昭和30年生まれ。愛媛県伊予郡松前町出身の元地方公務員です。

名優は去り、また映える

今日の愛媛新聞一面コラム「地軸」と日経新聞一面コラム「春秋」には、

それぞれ田中邦衛さんを追悼するコラムが掲載されていました。

この日記には、「春秋」の全文を書き残しておこうと思います。


『白黒テレビの画面に映っていたドラマ「若者たち」は、子供心にも重く響く番組だった。

 両親を亡くした5人きょうだいが、世の中の矛盾と格闘しながら生きていく。

 激しい議論と、取っ組み合いのケンカ。長男の太郎はちゃぶ台をひっくり返し、妹は泣き崩れる‥‥。

 近年になって、全34話をあらためて鑑賞してみた。1966年の放送だが、話はちっとも古びていない。

 家族とは何か、学びの意味、格差と差別、愛情と打算‥‥。

 こういう真っ正面からのテーマを背負って熱演したのが、太郎役の田中邦衛さんだった。

 物語には高度成長期の光と影が交錯し、いまに伝わる名作となった。

 同じ時期に田中さんは「若大将」シリーズで「青大将」を演じ、ファン層を広げている。

 キザで間抜けなドラ息子だ。

 やがて「仁義なき戦い」では、殴り込みのときに姑息(こそく)な言い訳をして逃げるヤクザを演じた。

 どんな役にもなりきれるプロだが、共通するのは、

 不格好な人間というものをしみじみ感じさせる所作だろう。

 その人が88歳で旅立った。「人生はアップで見ると悲劇だが、ロングで見れば喜劇だ」。

 ドラマ「北の国から」の脚本を書いた倉本聰さんは、

 チャップリンの言葉を念頭に黒板五郎役を充てたという。

 思えば半世紀前の「若者たち」の太郎もなんと深刻で、なんとおかしかったことか。

 名優は去り、また映えるに違いない。』


う~む、なるほど‥。
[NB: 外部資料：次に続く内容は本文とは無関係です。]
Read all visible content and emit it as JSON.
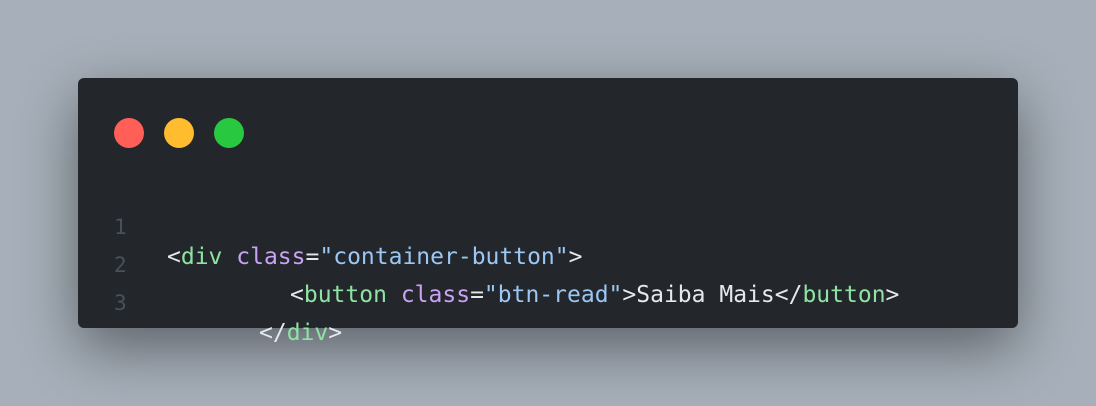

「人生はアップで見ると悲劇だが、ロングで見れば喜劇だ」ですか‥‥。

このチャップリンの名言を引用できて、

コラムの最後に、「名優は去り、また映えるに違いない。」という

故人を心から追悼する文章を書くことのできる、

コラムニスト氏の人となりとその才能に、

「不格好な人間」を自覚している私は、敬意の気持ちを表したいと思います。